I'm aiming for a galaxy view with tens of thousands of visitable star systems.
Hierarchically, each star system can contain one or more of the following:
- Planets [and their moons]
- Asteroid Belts
- Megastructures [and their moons/sub-structures]
All of the above can have "points of interest" [POI] eg a station in low orbit, a surface resource node, a docking bay.
I don't particularly care about physical location within a system beyond knowing its order in the hierarchy (I'll be showing a list of locations, rather than trying to render them in 3D space). So I can treat all objects within a system as located at the star for the pursposes of calculation.
I do, however, need a way to specify routes from any Planet/AsteroidBelt/Moon/Megastructure/POI to any other. I also need to be able to search for other locations meeting certain criteria [both to offer as destinations in the UI and to handle rendering].
Each type of location will have some unique properties (Asteroid belts have resource distributions, for example whereas planets ave atmospheres) but they also have lots of common properties (inventory, owner, comms network node id, etc).
Ideas so far
Obviously, with the numbers I'm considering I need to take a sparse/lazy generated approach. Currently the galaxy is built entirely in the GPU and stars are only presented to the CPU when the user first clicks on them.
That lends itself nicely to a hierarchical data structure with a load-on-first-access approach. Click on a star and it's added to the list, so the name is saved.
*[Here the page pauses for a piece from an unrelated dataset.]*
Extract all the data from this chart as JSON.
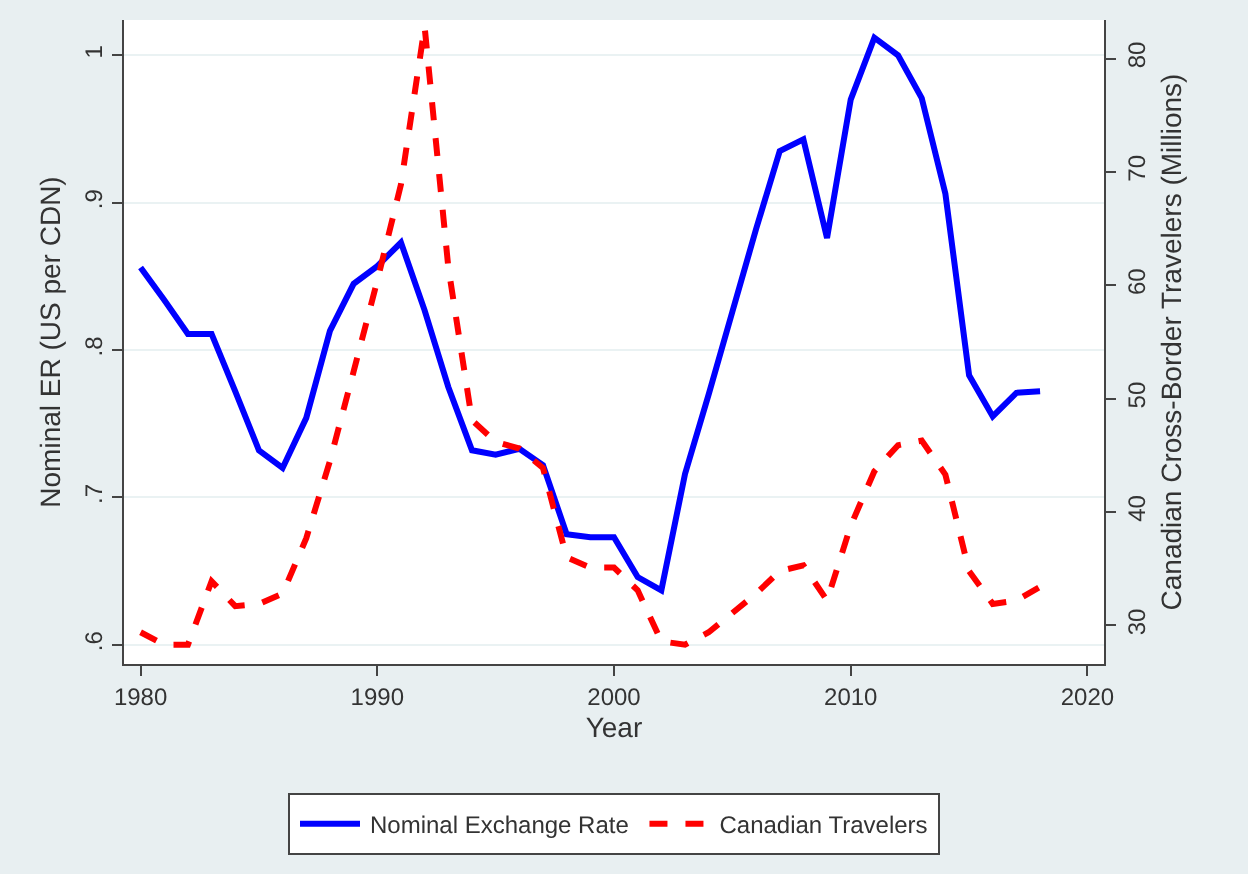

Scan/visit it and I'll generate the system contents.
Unfortunately, I also need to be able to search across all generated locations efficiently (given an ID, find the star system coordinates, find planets with an atmosphere like X, find any location with X in its inventory) in a potentially huge search space.
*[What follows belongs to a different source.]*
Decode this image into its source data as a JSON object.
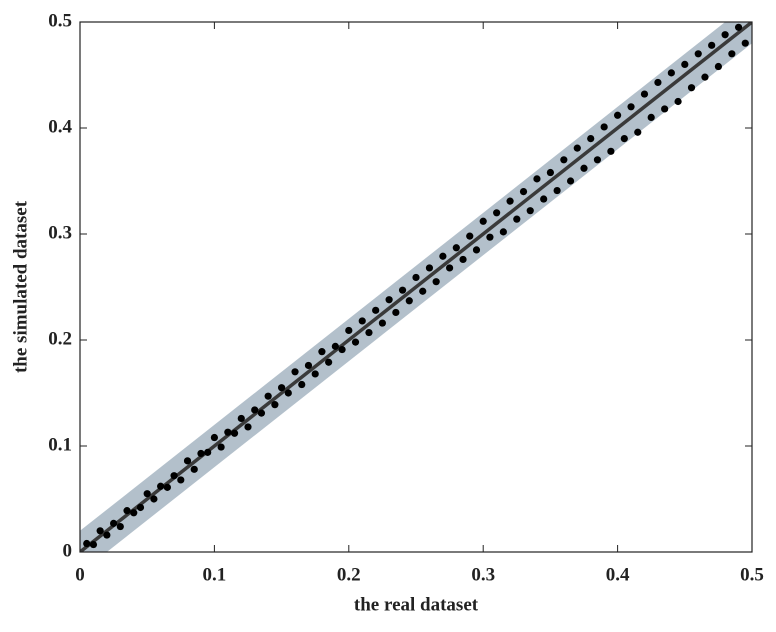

That doesn't align with recursively walking up/down trees.
I considered using a heirarchy and manually maintaining a number of separate indices to speed up searching. It's doable but a pain and error-prone. It also feels like one of those solutions where I'm going to keep finding one more type of query I need to support and before long I'm trying to implement a minimal database.
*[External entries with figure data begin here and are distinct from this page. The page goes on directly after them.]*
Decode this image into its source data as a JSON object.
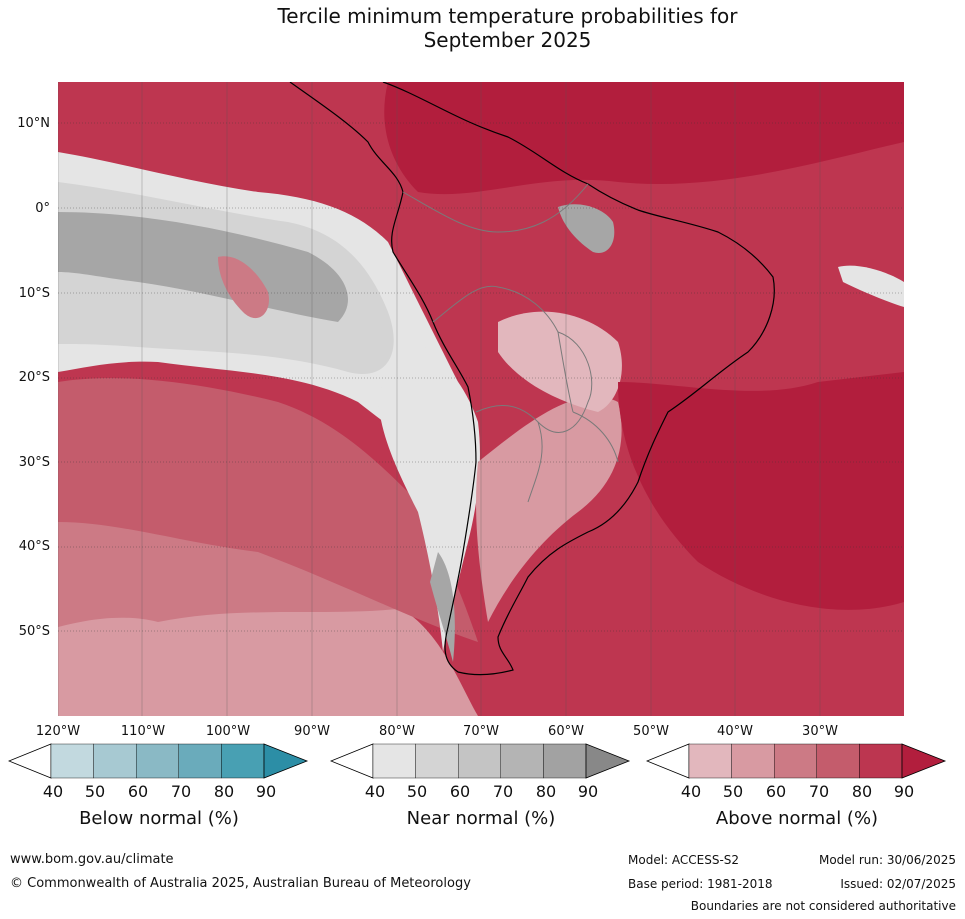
{
  "header": {
    "title_line1": "Tercile minimum temperature probabilities for",
    "title_line2": "September 2025"
  },
  "map": {
    "lat_labels": [
      "10°N",
      "0°",
      "10°S",
      "20°S",
      "30°S",
      "40°S",
      "50°S"
    ],
    "lon_labels": [
      "120°W",
      "110°W",
      "100°W",
      "90°W",
      "80°W",
      "70°W",
      "60°W",
      "50°W",
      "40°W",
      "30°W"
    ]
  },
  "colorbars": [
    {
      "label": "Below normal (%)",
      "ticks": [
        "40",
        "50",
        "60",
        "70",
        "80",
        "90"
      ],
      "colors": [
        "#ffffff",
        "#c2d9df",
        "#a7c9d2",
        "#8ab9c5",
        "#6aabbb",
        "#48a0b3",
        "#2c8ea6"
      ]
    },
    {
      "label": "Near normal (%)",
      "ticks": [
        "40",
        "50",
        "60",
        "70",
        "80",
        "90"
      ],
      "colors": [
        "#ffffff",
        "#e5e5e5",
        "#d4d4d4",
        "#c4c4c4",
        "#b4b4b4",
        "#a2a2a2",
        "#888888"
      ]
    },
    {
      "label": "Above normal (%)",
      "ticks": [
        "40",
        "50",
        "60",
        "70",
        "80",
        "90"
      ],
      "colors": [
        "#ffffff",
        "#e2b7bd",
        "#d89aa2",
        "#cc7a85",
        "#c45c6c",
        "#bc3650",
        "#b21e3d"
      ]
    }
  ],
  "footer": {
    "website": "www.bom.gov.au/climate",
    "copyright": "© Commonwealth of Australia 2025, Australian Bureau of Meteorology",
    "model": "Model: ACCESS-S2",
    "base_period": "Base period: 1981-2018",
    "model_run": "Model run: 30/06/2025",
    "issued": "Issued: 02/07/2025",
    "disclaimer": "Boundaries are not considered authoritative"
  }
}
Speaking of which I also need to persist this data at some point. Currently I'm serializing to a densely packed binary blob.
So... I took a step back and wondered whether I should actually use a database. I can see the benefits of using something like SQLite which I could bundle with the game and would handle persistence, indices, and the rest.
After spending a couple of days implementing the basics, I can see this is going to be quite a long and involved process.
None of the friendly tooling works well in Unity, so I can't take advantage of entity framework w/ code first, nor nice Linq-To-Sqlite predicate handling. Even worse, most of the libraries to work with EF are tightly coupled to windows. EF Core seems like an option but I haven't been able to get it working in Unity (I need to do some assembly version mapping but as Unity overwrites the project file regularly and doesn't seem to support this itself, I think it's a losing battle).
So I've headed down the route of implementing a data layer that generates SQL as needed.
I can do that, but it opens up a huge can of worms in terms of manually maintaining the DB schema. I'm going to have to start tracking a DB version and bundling migration scripts with any update/patch. It's a whole new maintenance burden.
So... What am I missing? What's the elegant way to store a sparse hierarchy of data whilst still supporting flexible search across disparate object types that just happen to have a lot of common properties?